This afternoon I was leaning on the windowsill in our
bedroom watching the hail hit the lawn. I am not much of a gardener and don’t
care that much about the crop, but I don’t want to lose it to hail. I guess
that feeling of despair when the hail starts to fall is hard wired into us
humans. It has been ten thousand years since our ancestors invented cultivation
and in those ten thousand years there have been a billion tears due to hail.
What could be worse than nursing a crop all summer, only to lose it during ten
minutes of hail in August?
I don’t rely on my crops for my livelihood or even to
supplement my food supply. I just like to see the dirt part of the yard
balanced with greenery for most of the summer. I usually have peas for the
grandkids to pick and eat. They don’t usually. I have carrots for the grandkids
to pick and eat. They do when they can. I have tomatoes for us and everyone to
eat. No one actually wants your excess tomatoes. They say they do, but they
don’t. I have potatoes which everyone wants, but since I paid more for the seed
potatoes than I would for a 20 pound bag, I am keeping them for myself.
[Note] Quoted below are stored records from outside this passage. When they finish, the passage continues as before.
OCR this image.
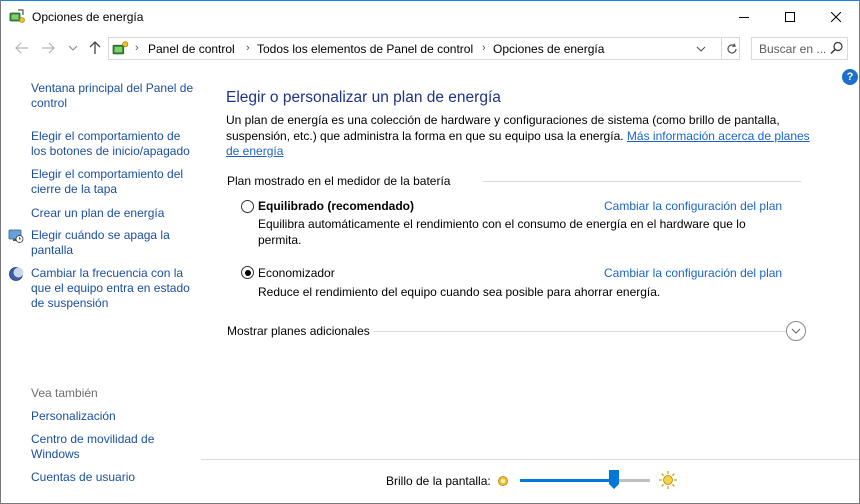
Opciones de energía
› Panel de control › Todos los elementos de Panel de control › Opciones de energía	Buscar en ...
?
Ventana principal del Panel de
control
Elegir el comportamiento de
los botones de inicio/apagado
Elegir el comportamiento del
cierre de la tapa
Crear un plan de energía
Elegir cuándo se apaga la
pantalla
Cambiar la frecuencia con la
que el equipo entra en estado
de suspensión
Vea también
Personalización
Centro de movilidad de
Windows
Cuentas de usuario
Elegir o personalizar un plan de energía
Un plan de energía es una colección de hardware y configuraciones de sistema (como brillo de pantalla, suspensión, etc.) que administra la forma en que su equipo usa la energía. Más información acerca de planes de energía
Plan mostrado en el medidor de la batería
Equilibrado (recomendado)	Cambiar la configuración del plan
Equilibra automáticamente el rendimiento con el consumo de energía en el hardware que lo permita.
Economizador	Cambiar la configuración del plan
Reduce el rendimiento del equipo cuando sea posible para ahorrar energía.
Mostrar planes adicionales
Brillo de la pantalla:
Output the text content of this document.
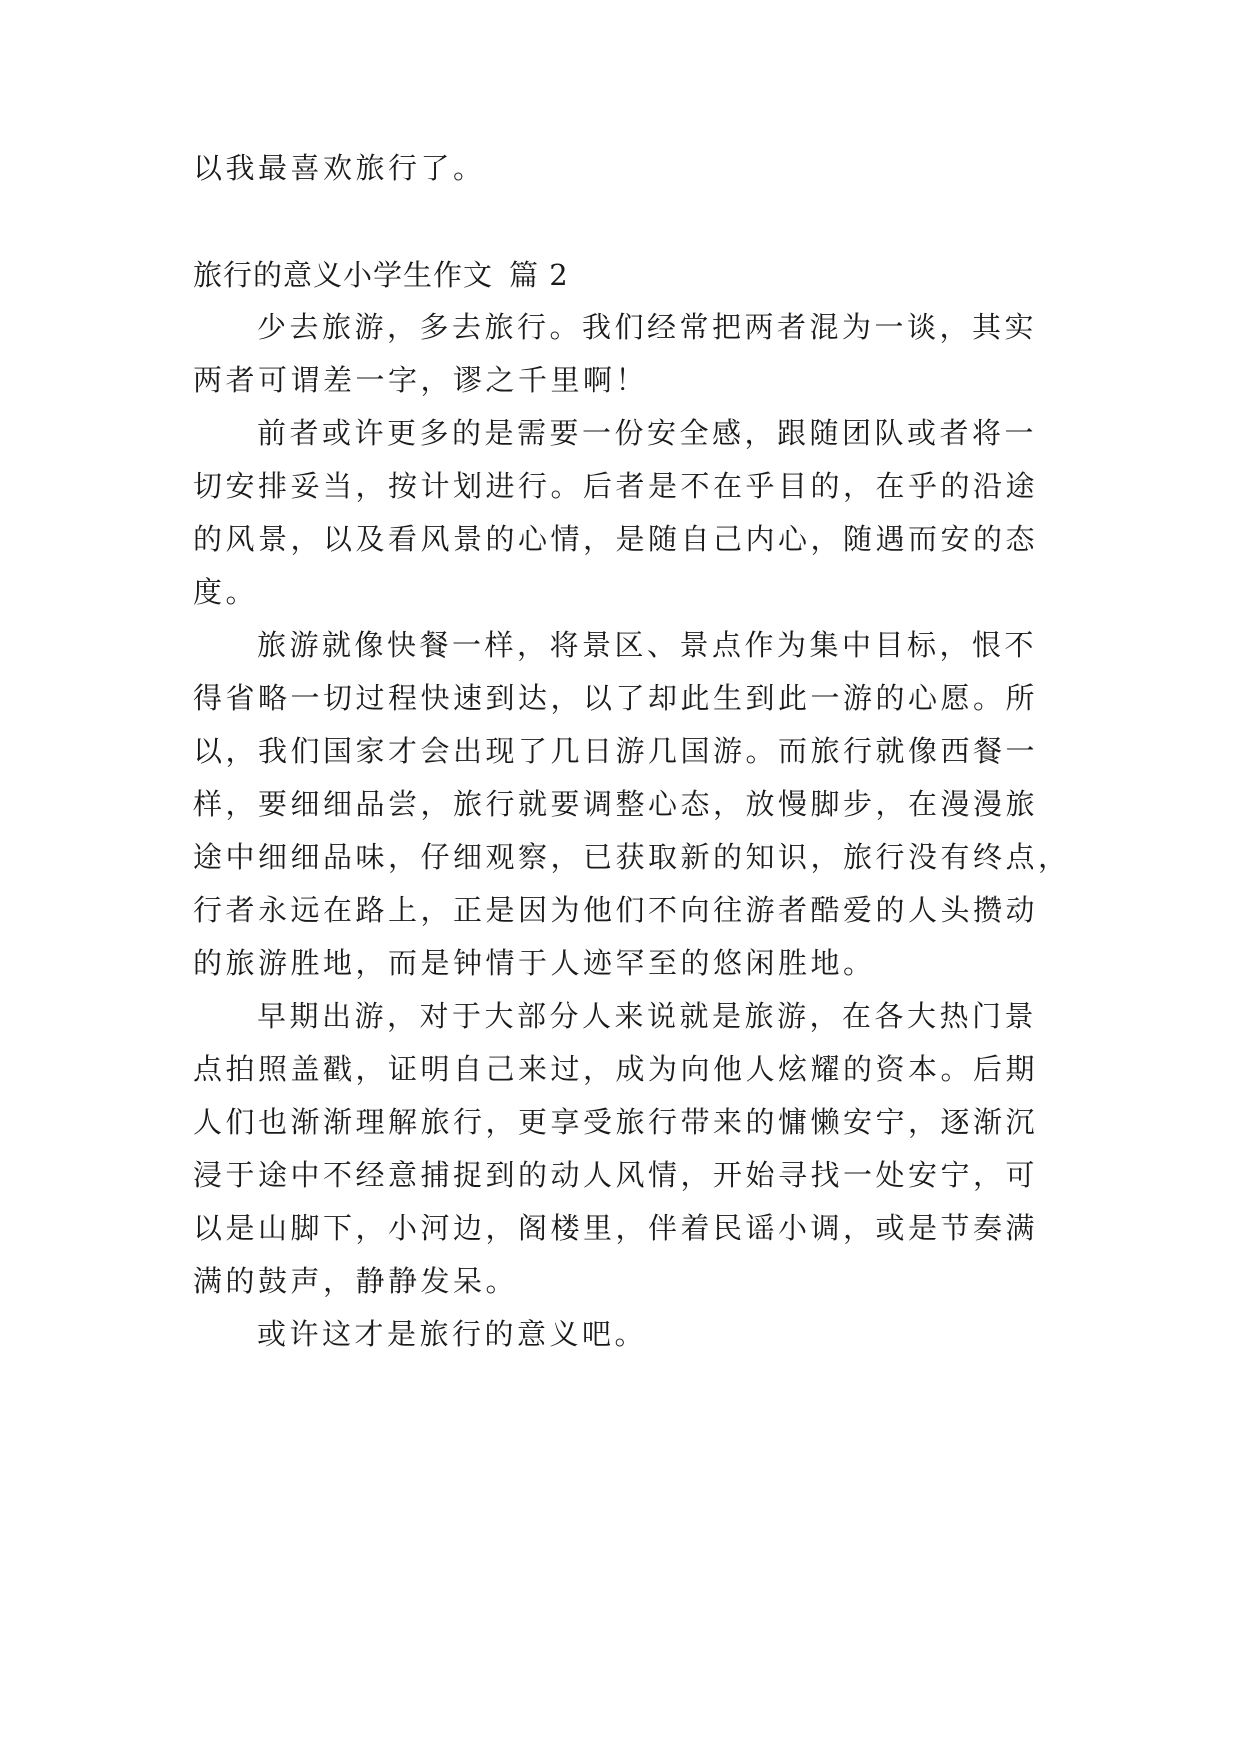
以我最喜欢旅行了。
旅行的意义小学生作文 篇 2
少去旅游，多去旅行。我们经常把两者混为一谈，其实
两者可谓差一字，谬之千里啊！
前者或许更多的是需要一份安全感，跟随团队或者将一
切安排妥当，按计划进行。后者是不在乎目的，在乎的沿途
的风景，以及看风景的心情，是随自己内心，随遇而安的态
度。
旅游就像快餐一样，将景区、景点作为集中目标，恨不
得省略一切过程快速到达，以了却此生到此一游的心愿。所
以，我们国家才会出现了几日游几国游。而旅行就像西餐一
样，要细细品尝，旅行就要调整心态，放慢脚步，在漫漫旅
途中细细品味，仔细观察，已获取新的知识，旅行没有终点，
行者永远在路上，正是因为他们不向往游者酷爱的人头攒动
的旅游胜地，而是钟情于人迹罕至的悠闲胜地。
早期出游，对于大部分人来说就是旅游，在各大热门景
点拍照盖戳，证明自己来过，成为向他人炫耀的资本。后期
人们也渐渐理解旅行，更享受旅行带来的慵懒安宁，逐渐沉
浸于途中不经意捕捉到的动人风情，开始寻找一处安宁，可
以是山脚下，小河边，阁楼里，伴着民谣小调，或是节奏满
满的鼓声，静静发呆。
或许这才是旅行的意义吧。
Gardens are mostly more work than they are worth. It is
tradition though. I have a buddy that visits pretty much every summer who loves
to garden. Well, he used to love gardening but he has no where to garden
anymore. Instead, he visits me for a week and gives me advice on how I should
enlarge the garden. I try to explain that the garden is really just for show
and I’m not terribly interested in the produce. Too often in the past I have
ended up with a broken heart due to the garden. It is like I am talking to
someone that doesn’t understand the language. Not caring about the garden just
doesn’t even register for him. I offer him a pea pod or a miniature, deformed
carrot, but he declines while pacing out the dimensions that my newly expanded
garden should be.
All this, while I watched the hail bouncing in the back
yard.
My mind drifted back five decades or so to when I held a
Mexican jumping bean in my palm. I was mesmerized! How could a bean move by
itself? I thought that my brother was pulling my leg and was just
bouncing the bean. Well, until he put the bean on the table and it kept moving.
That was the summer of Mexican Jumping Beans; everyone had a little plastic box
with a bean inside. I later learned that the beans jumped because of a larva
was living inside and didn’t like it when the bean was heated by sitting in
someone’s palm and would attempt to move the bean to a cooler environment.
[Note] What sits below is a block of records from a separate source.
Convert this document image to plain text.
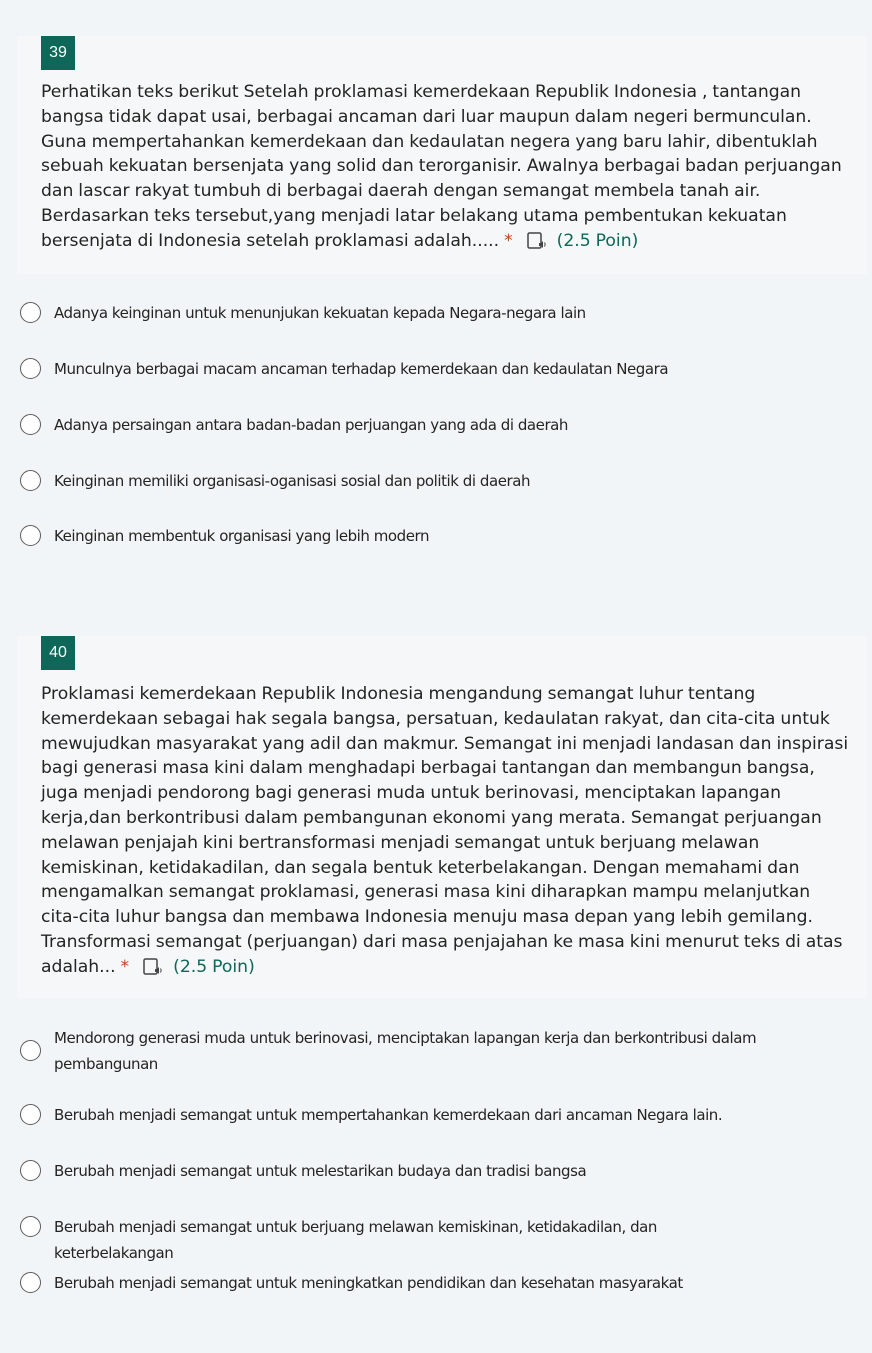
39

Perhatikan teks berikut Setelah proklamasi kemerdekaan Republik Indonesia , tantangan bangsa tidak dapat usai, berbagai ancaman dari luar maupun dalam negeri bermunculan. Guna mempertahankan kemerdekaan dan kedaulatan negera yang baru lahir, dibentuklah sebuah kekuatan bersenjata yang solid dan terorganisir. Awalnya berbagai badan perjuangan dan lascar rakyat tumbuh di berbagai daerah dengan semangat membela tanah air. Berdasarkan teks tersebut,yang menjadi latar belakang utama pembentukan kekuatan bersenjata di Indonesia setelah proklamasi adalah..... *	(2.5 Poin)

Adanya keinginan untuk menunjukan kekuatan kepada Negara-negara lain
Munculnya berbagai macam ancaman terhadap kemerdekaan dan kedaulatan Negara
Adanya persaingan antara badan-badan perjuangan yang ada di daerah
Keinginan memiliki organisasi-oganisasi sosial dan politik di daerah
Keinginan membentuk organisasi yang lebih modern
40

Proklamasi kemerdekaan Republik Indonesia mengandung semangat luhur tentang kemerdekaan sebagai hak segala bangsa, persatuan, kedaulatan rakyat, dan cita-cita untuk mewujudkan masyarakat yang adil dan makmur. Semangat ini menjadi landasan dan inspirasi bagi generasi masa kini dalam menghadapi berbagai tantangan dan membangun bangsa, juga menjadi pendorong bagi generasi muda untuk berinovasi, menciptakan lapangan kerja,dan berkontribusi dalam pembangunan ekonomi yang merata. Semangat perjuangan melawan penjajah kini bertransformasi menjadi semangat untuk berjuang melawan kemiskinan, ketidakadilan, dan segala bentuk keterbelakangan. Dengan memahami dan mengamalkan semangat proklamasi, generasi masa kini diharapkan mampu melanjutkan cita-cita luhur bangsa dan membawa Indonesia menuju masa depan yang lebih gemilang. Transformasi semangat (perjuangan) dari masa penjajahan ke masa kini menurut teks di atas adalah... *	(2.5 Poin)

Mendorong generasi muda untuk berinovasi, menciptakan lapangan kerja dan berkontribusi dalam pembangunan
Berubah menjadi semangat untuk mempertahankan kemerdekaan dari ancaman Negara lain.
Berubah menjadi semangat untuk melestarikan budaya dan tradisi bangsa
Berubah menjadi semangat untuk berjuang melawan kemiskinan, ketidakadilan, dan keterbelakangan
Berubah menjadi semangat untuk meningkatkan pendidikan dan kesehatan masyarakat
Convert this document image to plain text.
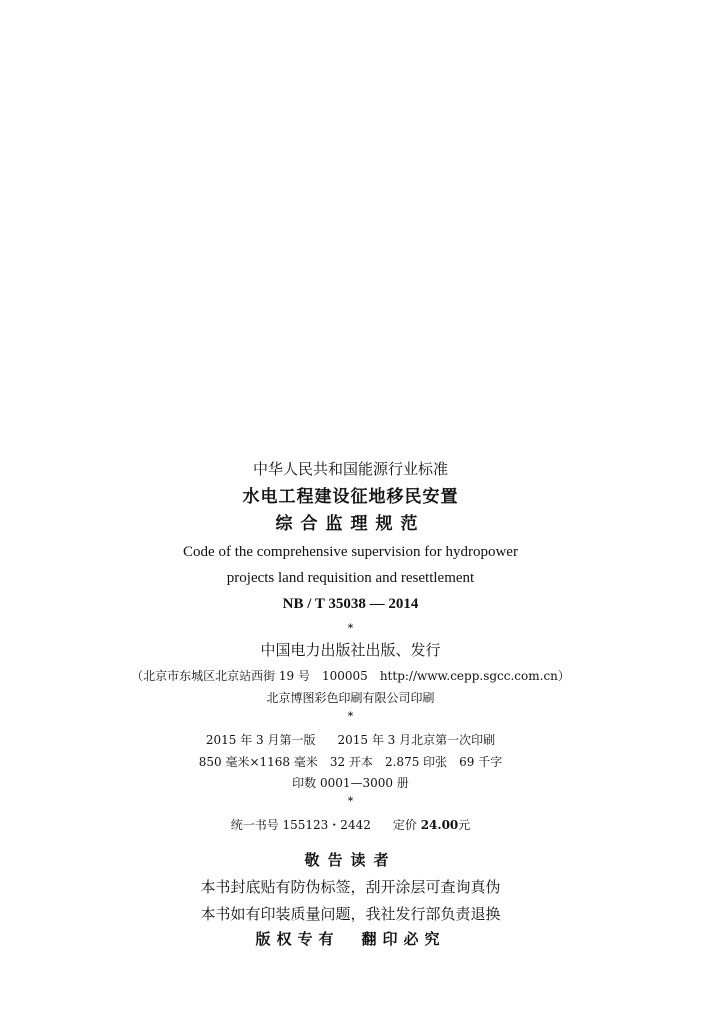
中华人民共和国能源行业标准
水电工程建设征地移民安置
综合监理规范
Code of the comprehensive supervision for hydropower
projects land requisition and resettlement
NB / T 35038 — 2014
*
中国电力出版社出版、发行
（北京市东城区北京站西街 19 号　100005　http://www.cepp.sgcc.com.cn）
北京博图彩色印刷有限公司印刷
*
2015 年 3 月第一版 2015 年 3 月北京第一次印刷
850 毫米×1168 毫米 32 开本 2.875 印张 69 千字
印数 0001—3000 册
*
统一书号 155123・2442 定价 24.00元
敬告读者
本书封底贴有防伪标签，刮开涂层可查询真伪
本书如有印装质量问题，我社发行部负责退换
版权专有 翻印必究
As an adult I just can’t believe that the government of the
day allowed the import of millions of beans with a creature of dubious origin inside.
Who knows what those larvas have morphed into over the decades? They are disgusting
creatures that avoid the warmth and light and no one knows how evil their
intentions are. More than likely they emerged from the beans and grew into
Conservatives.
The beans were replaced by little tubes that had a ball bearing inside, but it wasn"t the same. I did see a jumping bean a few years ago, in my grandson's hand. Pretty neat stuff!